3 “Say-Hey Days Seem Gone for Ol’ Willie,” Chicago Tribune, October 15, 1973: 80.
5 Matthew Silverman, Swinging ’73: Baseball’s Wildest Season (Guilford, Connecticut: Lyons Press, 2013), 175.
6 Red Smith, “The Game They Invented for Willie,” New York Times, October 15, 1973: 43.
7 Bud Harrelson with Phil Pepe, Turning Two: My Journey to the Top of the World and Back With the New York Mets (New York: St. Martin’s Press, 2012), 151. Television replays showed that Harrelson was safe; however, in 1973, instant replay was not yet used to confirm or overturn calls on the field, so Donatelli’s controversial call stood.
8 Smith, “The Game They Invented for Willie.”
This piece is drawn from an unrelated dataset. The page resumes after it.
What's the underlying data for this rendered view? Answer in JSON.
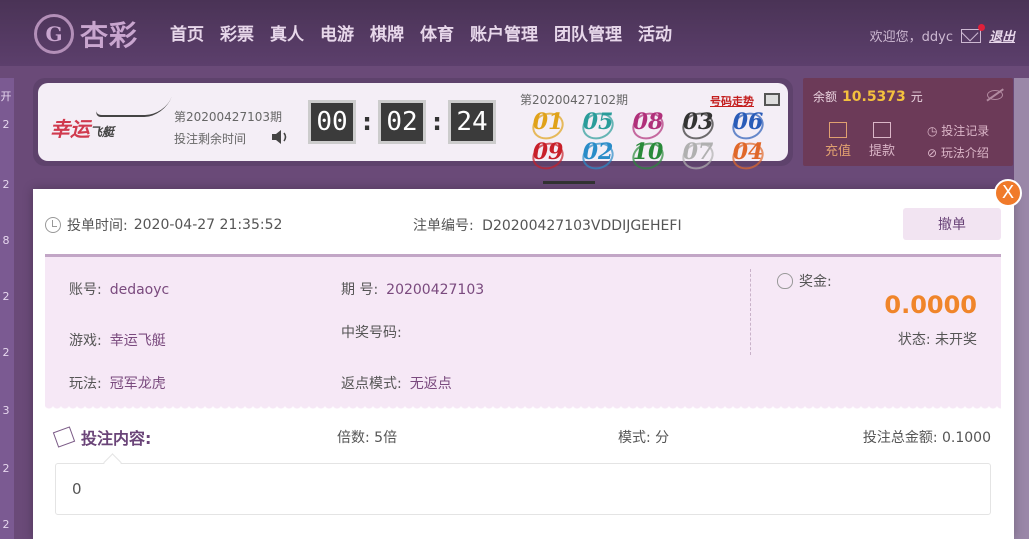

10 Andrews had been dealing with a long-term shoulder injury, which may explain his poor throw on what should have been a routine play. Oakland owner Charlie O. Finley was so irate with Andrews that immediately after the game he had Andrews examined by team orthopedist Dr. Harry Walker whom Finley ordered to declare Andrews to be disabled. Walker grudgingly complied, and Finley coerced Andrews into signing a memo in which he agreed with the diagnosis. A’s players were so upset with Finley that they threatened to strike and not play Game Three in New York. Commissioner Bowie Kuhn stepped in and ordered Finley to reinstate Andrews in time for Game Three, and the potential disaster of a World Series forfeit by the Oakland A’s was averted. (A comprehensive account of the entire episode between Finley and Andrews can be found in Turbow, 155-170).
11 Turbow, 156. Once again, with replay not yet in use on the field, Neudecker’s call stood, just as Donatelli’s call on Harrelson had in the 10th inning.